Geneva Centre for Emerging Viral Diseases, Geneva University Hospitals, 1205 Geneva, Switzerland; Laboratory of Virology, Division of Laboratory Medicine, Geneva University Hospitals & Faculty of Medicine, University of Geneva, 1205 Geneva, Switzerland.
Geneva Centre for Emerging Viral Diseases, Geneva University Hospitals, 1205 Geneva, Switzerland; Laboratory of Virology, Division of Laboratory Medicine, Geneva University Hospitals & Faculty of Medicine, University of Geneva, 1205 Geneva, Switzerland.
Clin Microbiol Infect. 2021 Aug;27(8):1109-1117. doi: 10.1016/j.cmi.2021.05.022. Epub 2021 May 17.
Many new variants of the severe acute respiratory syndrome coronavirus 2 (SARS-CoV-2) have been termed variants of concern/interest (VOC/I) because of the greater risk they pose due to possible enhanced transmissibility and/or severity, immune escape, diagnostic and/or treatment failure, and reduced vaccine efficacy.
We sought to review the current knowledge of emerging SARS-CoV-2 variants, particularly those deemed VOC/Is: B.1.351, B.1.1.7, and P.1.
MEDLINE and BioRxiv databases, as well as the grey literature, were searched for reports of SARS-CoV-2 variants since November 2020. Relevant articles and their references were screened.
Mutations on the spike protein in particular may affect both affinity for the SARS-CoV-2 cell receptor ACEII and antibody binding. These VOC/Is often share similar mutation sets. The N501Y mutation is shared by the three main VOCs: B.1.1.7, first identified in the United Kingdom, P.1, originating from Brazil, and B.1.351, first described in South Africa. This mutation likely increases transmissibility by increasing affinity for ACEII. The B.1.351 and P.1 variants also display the E484K mutation which decreases binding of neutralizing antibodies, leading to partial immune escape; this favours reinfections, and decreases the in vitro efficacy of some antibody therapies or vaccines. Those mutations may also have phenotypical repercussions of greater severity. Furthermore, the accumulation of mutations poses a diagnostic risk (lowered when using multiplex assays), as seen for some assays targeting the S gene. With ongoing surveillance, many new VOC/Is have been identified. The emergence of the E484K mutation independently in different parts of the globe may reflect the adaptation of SARS-CoV-2 to humans against a background of increasing immunity.

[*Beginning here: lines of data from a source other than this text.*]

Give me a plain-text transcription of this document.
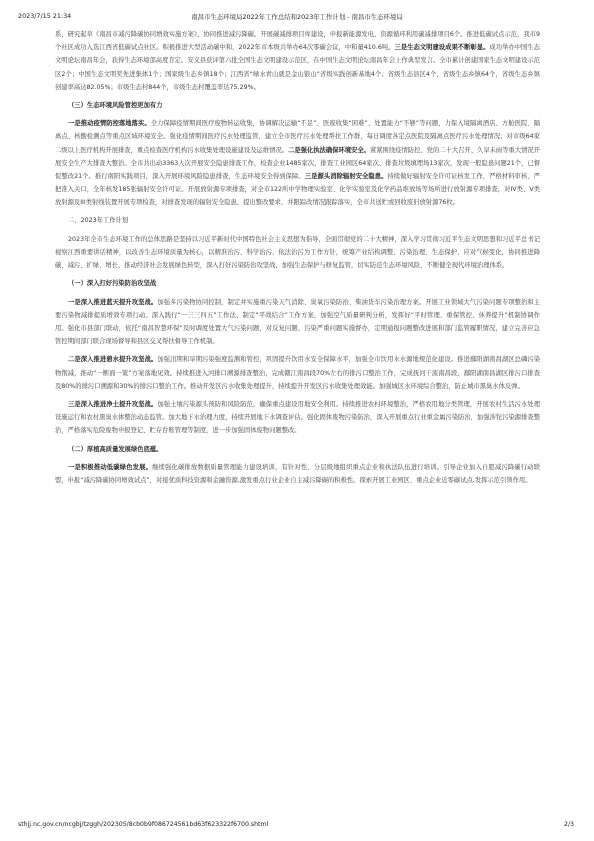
2023/7/15 21:34	南昌市生态环境局2022年工作总结和2023年工作计划 - 南昌市生态环境局

系，研究起草《南昌市减污降碳协同增效实施方案》，协同推进减污降碳。开展碳减排项目库建设，申报新能源发电、资源循环利用碳减排项目6个。推进低碳试点示范，我市9个社区成功入选江西省低碳试点社区。积极推进大型活动碳中和，2022年市本级共举办64次零碳会议，中和量410.6吨。三是生态文明建设成果不断彰显。成功举办中国生态文明论坛南昌年会，获得生态环境部高度肯定。安义县获评第六批全国生态文明建设示范区，在中国生态文明论坛南昌年会上作典型发言。全市累计创建国家生态文明建设示范区2个；中国生态文明奖先进集体1个；国家级生态乡镇18个；江西省“绿水青山就是金山银山”省级实践创新基地4个；省级生态县区4个、省级生态乡镇64个，省级生态乡镇创建率高达82.05%；市级生态村844个，市级生态村覆盖率达75.29%。

（三）生态环境风险管控更加有力

一是推动疫情防控落地落实。全力保障疫情期间医疗废物转运收集，协调解决运输“不足”、医废收集“困难”、处置能力“不够”等问题，力保入境隔离酒店、方舱医院、隔离点、核酸检测点等重点区域环境安全。强化疫情期间医疗污水处理监管，建立全市医疗污水处理帮扶工作群，每日调度各定点医院及隔离点医疗污水处理情况；对市级64家二级以上医疗机构开展排查，重点检查医疗机构污水收集处理设施建设及运维情况。二是强化执法确保环境安全。紧紧围绕疫情防控、党的二十大召开、久旱未雨等重大情况开展安全生产大排查大整治。全市共出动3363人次开展安全隐患排查工作，检查企业1485家次，排查工业园区64家次、排查垃圾填埋场13家次，发现一般隐患问题21个，已督促整改21个。推行南阳实践项目，深入开展环境风险隐患排查，生态环境安全得到保障。三是源头消除辐射安全隐患。持续做好辐射安全许可证核发工作，严格材料审核、严把准入关口，全年核发185张辐射安全许可证。开展放射源专项排查，对全市122所中学物理实验室、化学实验室及化学药品堆放场等场所进行放射源专项排查，对IV类、V类放射源及III类射线装置开展专项检查，对排查发现的辐射安全隐患，提出整改要求，并跟踪改情况跟踪落实，全市共送贮或回收废旧放射源76枚。

二、2023年工作计划

2023年全市生态环境工作的总体思路是坚持以习近平新时代中国特色社会主义思想为指导，全面贯彻党的二十大精神，深入学习贯彻习近平生态文明思想和习近平总书记视察江西重要讲话精神，以改善生态环境质量为核心，以精准治污、科学治污、依法治污为工作方针，统筹产业结构调整、污染治理、生态保护、应对气候变化，协同推进降碳、减污、扩绿、增长，推动经济社会发展绿色转型，深入打好污染防治攻坚战，加强生态保护与修复监管，切实防范生态环境风险，不断健全现代环境治理体系。

（一）深入打好污染防治攻坚战

一是深入推进蓝天提升攻坚战。加强多污染物协同控制，制定并实施重污染天气消除、臭氧污染防治、柴油货车污染治理方案。开展工业领域大气污染问题专项整治和主要污染物减排提质增效专项行动。深入践行“一三三四五”工作法，制定“平战结合”工作方案，加强空气质量研判分析，发挥好“平时管理、重保管控、休养提升”机制协调作用。强化市县部门联动，依托“南昌智慧环保”及时调度处置大气污染问题，对反复问题、污染严重问题实施督办，定期通报问题整改进展和部门监管履职情况，建立完善应急管控期间部门联合现场督导和县区交叉帮扶督导工作机制。

二是深入推进碧水提升攻坚战。加强汛期和旱期污染强度监测和管控，巩固提升饮用水安全保障水平，加强全市饮用水水源地规范化建设。推进鄱阳湖南昌湖区总磷污染物削减，推动“一断面一策”方案落地见效。持续推进入河排口溯源排查整治，完成赣江南昌段70%左右的排污口整治工作，完成抚河干流南昌段、鄱阳湖南昌湖区排污口排查及80%的排污口溯源和30%的排污口整治工作。推动开发区污水收集处理提升，持续提升开发区污水收集处理效能。加强城区水环境综合整治，防止城市黑臭水体反弹。

三是深入推进净土提升攻坚战。加强土壤污染源头预防和风险防范，确保重点建设用地安全利用。持续推进农村环境整治，严格农用地分类管理，开展农村生活污水处理设施运行和农村黑臭水体整治动态监管。加大地下水治理力度，持续开展地下水调查评估。强化固体废物污染防治，深入开展重点行业重金属污染防治，加强涉铊污染源排查整治，严格落实危险废物申报登记、贮存台账管理等制度，进一步加强固体废物问题整改。

（二）厚植高质量发展绿色底蕴。

一是积极推动低碳绿色发展。继续强化碳排放数据质量管理能力建设培训，有针对性、分层级地组织重点企业和执法队伍进行培训。引导企业加入自愿减污降碳行动联盟，申报“减污降碳协同增效试点”，对接优质科技资源和金融资源,激发重点行业企业自主减污降碳的积极性。探索开展工业园区、重点企业近零碳试点,发挥示范引领作用。

sthjj.nc.gov.cn/ncgbj/tzggh/202305/8cb0b9f086724561bd63f623322f6700.shtml	2/3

These VOC/Is are increasing in frequency globally and pose challenges to any herd immunity approach to managing the pandemic. While vaccination is ongoing, vaccine updates may be prudent. The virus continues to adapt to transmission in humans, and further divergence from the initial Wuhan sequences is expected.
许多严重急性呼吸综合征冠状病毒 2(SARS-CoV-2)的新变体因其可能具有更高的传染性和/或严重性、免疫逃逸、诊断和/或治疗失败以及降低疫苗效力的风险而被称为关注/感兴趣的变体(VOC/I)。
我们旨在回顾新兴 SARS-CoV-2 变体的现有知识,特别是被认为是 VOC/I 的变体:B.1.351、B.1.1.7 和 P.1。
自 2020 年 11 月以来,我们在 MEDLINE 和 BioRxiv 数据库以及灰色文献中搜索了关于 SARS-CoV-2 变体的报告。筛选了相关文章及其参考文献。
刺突蛋白上的突变可能会影响 SARS-CoV-2 细胞受体 ACEII 的亲和力和抗体结合。这些 VOC/I 通常具有相似的突变集。三个主要 VOC 都有 N501Y 突变:首先在英国发现的 B.1.1.7、源自巴西的 P.1 和首先在南非描述的 B.1.351。这种突变可能通过增加与 ACEII 的亲和力来增加传染性。B.1.351 和 P.1 变体还显示 E484K 突变,该突变降低了中和抗体的结合,导致部分免疫逃逸;这有利于再次感染,并降低了一些抗体疗法或疫苗的体外疗效。这些突变也可能具有更大严重程度的表型影响。此外,随着突变的积累,会出现诊断风险(使用多重分析时会降低),如针对 S 基因的一些分析。随着持续监测,已经发现了许多新的 VOC/I。E484K 突变在全球不同地区的独立出现可能反映了 SARS-CoV-2 在人类中的适应,因为免疫力在不断增强。
这些 VOC/I 在全球范围内的频率不断增加,对任何通过群体免疫来管理大流行的方法都构成了挑战。虽然疫苗接种仍在进行中,但更新疫苗可能是明智之举。病毒继续适应在人类中的传播,预计会与最初的武汉序列进一步分化。